ICAEW REP 18/22 argues that the consultation serves to highlight that the SDLT code has become increasingly complicated. Competing policy objectives have added new surcharges, altered rates, or added reliefs without taking an holistic review of the operation of the tax. The perceived mischiefs that the consultation seeks to address are legitimate ways that the rules currently operate. These have arguably arisen from rules being changed or added without considering the wider SDLT code. 

There are many more situations where the SDLT rules operate in an unexpectedly unfair manner for certain taxpayers. If HMRC is seeking to fix unfairness in the system, these issues should also be reviewed. The implementation date for SDLT was 1 December 2003. As we approach the end of its second decade, ICAEW suggests that a fundamental review of the tax should be undertaken.
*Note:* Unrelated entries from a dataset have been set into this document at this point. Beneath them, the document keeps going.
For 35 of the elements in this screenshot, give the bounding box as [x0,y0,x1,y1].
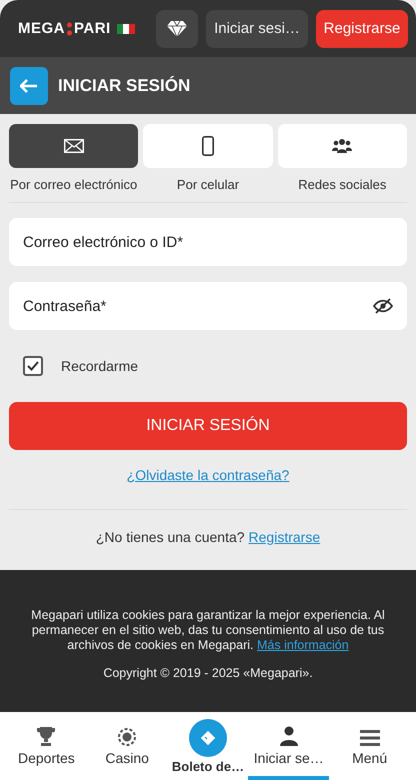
logo: PARI [74,20,111,37]
flag-icon [116,24,135,34]
login-method-tab[interactable] [278,124,407,168]
copyright-text: Copyright © 2019 - 2025 «Megapari». [103,666,313,680]
tab-label: Redes sociales [298,177,386,192]
envelope-icon [64,139,84,153]
more-info-link[interactable]: Más información [257,638,349,652]
login-button[interactable]: Iniciar sesi… [206,10,308,48]
cookie-notice: Megapari utiliza cookies para garantizar la mejor experiencia. Al permanecer en el sitio web, das tu consentimiento al uso de tus archivos de cookies en Megapari. Más información [30,608,386,653]
register-button[interactable]: Registrarse [316,10,408,48]
logo-dots-icon [67,22,72,36]
password-field[interactable]: Contraseña* [9,282,407,330]
logo: MEGA [18,20,65,37]
people-icon [332,138,352,154]
remember-checkbox[interactable] [23,356,43,376]
eye-slash-icon[interactable] [373,298,393,314]
tab-label: Por correo electrónico [10,177,138,192]
page-title: INICIAR SESIÓN [58,76,190,96]
diamond-icon [167,20,187,38]
back-button[interactable] [10,66,48,104]
ticket-icon [188,719,227,757]
menu-icon [360,730,380,746]
login-method-tab[interactable] [9,124,138,168]
diamond-button[interactable] [156,10,198,48]
signup-prompt: ¿No tienes una cuenta? [96,529,245,545]
phone-icon [202,136,214,156]
email-field[interactable]: Correo electrónico o ID* [9,218,407,266]
checkmark-icon [27,361,39,371]
login-submit-button[interactable]: INICIAR SESIÓN [9,402,407,450]
arrow-left-icon [20,78,38,92]
user-icon [280,726,298,746]
tab-label: Por celular [176,177,240,192]
trophy-icon [36,726,56,746]
poker-chip-icon [118,728,136,746]
remember-label: Recordarme [61,358,138,374]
One of HMRC’s suggestions for reforming the mixed-property rules is to introduce an apportionment calculation. While ICAEW agrees that this would improve the fairness in the way the rules operate, it is concerned that the methodology suggested by HMRC in the consultation is unfair and should be revisited. This is because the calculation methods proposed by HMRC operate differently for purchases of multiple dwellings alongside non-residential property, compared to the purchase of a single dwelling together with non-residential property.

HMRC has suggested four possible options for reforming the MDR rules. ICAEW favours the option that would restrict MDR by introducing a subsidiary dwelling rule to align the MDR rules with the existing rule that applies to HRAD. The other options would either add significant complexity and uncertainty for purchasers or reinsert a barrier to small-scale investment in residential property.